Bir arama motorundan.

Google’dan.

Yaptığımız araştırma sonucunda kan kaynaklı bu hastalığın görülme oranının giderek arttığını, özellikle Avrupa’da miyelom bilgisinin hala oldukça düşük seviyede, Amerika’da ise daha gelişmiş olduğunu öğrendik.

Nereden mi?

O arama motorundan.

Google’dan.

Yaptığımız bu araştırma bizi ABD’ye yöneltti. ABD’de konuya ilişkin bir dernekle yazışmaya başladık. Bütün bunları günler olarak değil saatler hatta bazen dakikalar içinde gelişen süreçler olarak düşünebilirsiniz. Adreslerden adreslere, telefon numaralarından telefon numaralarına ulaştık.
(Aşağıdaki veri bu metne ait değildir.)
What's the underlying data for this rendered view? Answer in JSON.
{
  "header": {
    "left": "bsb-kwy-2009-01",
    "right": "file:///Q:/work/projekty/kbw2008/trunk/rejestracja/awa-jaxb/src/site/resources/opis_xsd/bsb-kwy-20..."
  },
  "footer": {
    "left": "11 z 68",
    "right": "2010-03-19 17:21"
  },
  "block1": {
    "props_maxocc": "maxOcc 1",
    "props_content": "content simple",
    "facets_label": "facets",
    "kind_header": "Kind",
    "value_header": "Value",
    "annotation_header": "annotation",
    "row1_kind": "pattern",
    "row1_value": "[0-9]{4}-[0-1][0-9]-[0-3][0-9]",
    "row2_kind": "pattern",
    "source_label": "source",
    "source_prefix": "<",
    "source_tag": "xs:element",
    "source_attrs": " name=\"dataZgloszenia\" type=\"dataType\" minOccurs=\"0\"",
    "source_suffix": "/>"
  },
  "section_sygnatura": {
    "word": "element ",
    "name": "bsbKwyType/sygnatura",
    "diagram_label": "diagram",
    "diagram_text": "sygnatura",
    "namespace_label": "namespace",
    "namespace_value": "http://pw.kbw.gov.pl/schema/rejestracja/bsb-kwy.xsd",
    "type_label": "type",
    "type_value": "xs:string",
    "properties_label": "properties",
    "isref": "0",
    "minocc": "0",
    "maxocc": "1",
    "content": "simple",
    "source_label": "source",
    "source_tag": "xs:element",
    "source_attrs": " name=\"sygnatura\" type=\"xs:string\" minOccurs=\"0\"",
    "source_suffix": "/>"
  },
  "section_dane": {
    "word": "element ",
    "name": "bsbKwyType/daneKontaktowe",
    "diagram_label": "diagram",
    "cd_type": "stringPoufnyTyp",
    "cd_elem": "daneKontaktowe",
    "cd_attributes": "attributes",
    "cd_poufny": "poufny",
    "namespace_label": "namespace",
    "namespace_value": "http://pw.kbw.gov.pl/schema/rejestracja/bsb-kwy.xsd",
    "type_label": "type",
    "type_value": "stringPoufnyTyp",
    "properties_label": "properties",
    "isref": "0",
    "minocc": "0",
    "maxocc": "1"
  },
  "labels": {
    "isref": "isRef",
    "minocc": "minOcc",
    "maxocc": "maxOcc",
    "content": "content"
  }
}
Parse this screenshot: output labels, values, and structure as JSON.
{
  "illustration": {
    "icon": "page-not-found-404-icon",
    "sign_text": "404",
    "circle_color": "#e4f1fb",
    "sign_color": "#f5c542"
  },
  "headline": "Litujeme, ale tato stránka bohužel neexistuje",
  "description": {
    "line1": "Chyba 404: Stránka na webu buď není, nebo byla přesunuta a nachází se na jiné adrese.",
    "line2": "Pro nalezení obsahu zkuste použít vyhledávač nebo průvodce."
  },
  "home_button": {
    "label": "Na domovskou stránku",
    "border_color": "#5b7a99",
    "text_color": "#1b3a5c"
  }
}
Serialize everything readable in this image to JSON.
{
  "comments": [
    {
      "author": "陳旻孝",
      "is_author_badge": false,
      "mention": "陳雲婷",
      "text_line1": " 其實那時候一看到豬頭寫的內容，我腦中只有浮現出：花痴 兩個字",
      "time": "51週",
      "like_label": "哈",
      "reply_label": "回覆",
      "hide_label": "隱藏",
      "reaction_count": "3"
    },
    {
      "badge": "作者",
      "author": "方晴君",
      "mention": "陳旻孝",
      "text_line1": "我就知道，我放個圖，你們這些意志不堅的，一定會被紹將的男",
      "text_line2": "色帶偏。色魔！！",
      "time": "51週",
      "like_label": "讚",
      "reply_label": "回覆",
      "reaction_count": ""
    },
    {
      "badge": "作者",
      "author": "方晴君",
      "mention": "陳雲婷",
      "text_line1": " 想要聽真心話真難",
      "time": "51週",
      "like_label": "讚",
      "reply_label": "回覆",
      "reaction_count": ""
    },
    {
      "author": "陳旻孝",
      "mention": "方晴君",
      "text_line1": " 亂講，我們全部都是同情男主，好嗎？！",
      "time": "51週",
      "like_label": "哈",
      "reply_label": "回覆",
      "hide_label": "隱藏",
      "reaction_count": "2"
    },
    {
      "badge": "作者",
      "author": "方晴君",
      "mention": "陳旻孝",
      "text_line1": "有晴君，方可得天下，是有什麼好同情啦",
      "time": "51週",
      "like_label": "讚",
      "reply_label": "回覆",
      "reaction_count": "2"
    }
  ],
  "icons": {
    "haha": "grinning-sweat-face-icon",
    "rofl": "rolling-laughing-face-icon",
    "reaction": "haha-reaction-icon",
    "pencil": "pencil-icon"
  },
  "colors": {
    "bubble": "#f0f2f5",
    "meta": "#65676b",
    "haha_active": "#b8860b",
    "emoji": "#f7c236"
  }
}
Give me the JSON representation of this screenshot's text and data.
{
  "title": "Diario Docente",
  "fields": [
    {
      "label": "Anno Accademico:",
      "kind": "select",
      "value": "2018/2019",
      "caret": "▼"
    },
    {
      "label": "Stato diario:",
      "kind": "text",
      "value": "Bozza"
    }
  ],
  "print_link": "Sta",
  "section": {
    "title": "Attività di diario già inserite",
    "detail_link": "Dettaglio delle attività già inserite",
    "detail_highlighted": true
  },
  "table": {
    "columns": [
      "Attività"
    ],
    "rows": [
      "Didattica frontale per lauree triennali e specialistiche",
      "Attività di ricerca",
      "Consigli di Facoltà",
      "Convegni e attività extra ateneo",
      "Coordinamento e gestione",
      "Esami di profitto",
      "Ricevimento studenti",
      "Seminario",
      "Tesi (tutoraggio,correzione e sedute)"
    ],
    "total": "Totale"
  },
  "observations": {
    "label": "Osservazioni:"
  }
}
Bize bunları sağlayan neydi biliyor musunuz?

Bir arama motoru.

Google.

Hastalık hakkında aldığımız bilgi bizi Türkiye’deki muhataplarımıza yönlendirdi. Bu arada ABD ile de temasımız kesilmedi. Hastalığın evreleri konusunda görüştüğümüz bir doktor ailevi nedenlerinden dolayı bir ay sonraya gün verdi. Durmadık, evreler konusunda araştırmalara devam ettik.

Nereden mi?

O arama motorundan.

Google’dan.

Buna göre hastalığın üç evresi olduğunu öğrendik. Hastalığın artık iyice ilerlediğini, kansızlığın görüldüğünü, kandaki kalsiyum düzeyinin yükseldiğini, çok sayıda kemiğin hastalığa yakalandığını, yani üçüncü evrede olduğumuzu tespit ettik.


Nereden mi?

O arama motorundan.

Google’dan.

Yoğun kimyasal sağaltım ve ışın tedavisi uygulanmasının akabinde kök hücre naklinin yapılmasının zorunlu olduğuna kendimiz karar verdik. Kararımızı ABD’deki dernek ile paylaştık.

Bilgilere nereden mi ulaştık?

O arama motorundan.

Google’dan.

Amerika’daki araştırmalarımızdan ulaştığımız bir doktor dostumuzun internet sitesindeki e-mailine Türkiye’den kimi tavsiye edebileceğine ilişkin bir mesaj gönderdik. Yarım saat gibi kısa bir zamanda, ABD’den döndüğüne, Hacettepe Onkoloji’de başladığına ve hastayı mümkün olan en kısa zamanda görmek istediğine ilişkin bir mesaj aldık.

Bir buçuk saat sonra yanındaydık.

Google’un hastane servisi yoktu.

Kendimiz gittik.

Hastalığının daha başlangıç aşamasında Google’a yönelmiş olsaydık tedavide önemli bir yol almış olacağımız için böyle bir blog yazılmayacaktı.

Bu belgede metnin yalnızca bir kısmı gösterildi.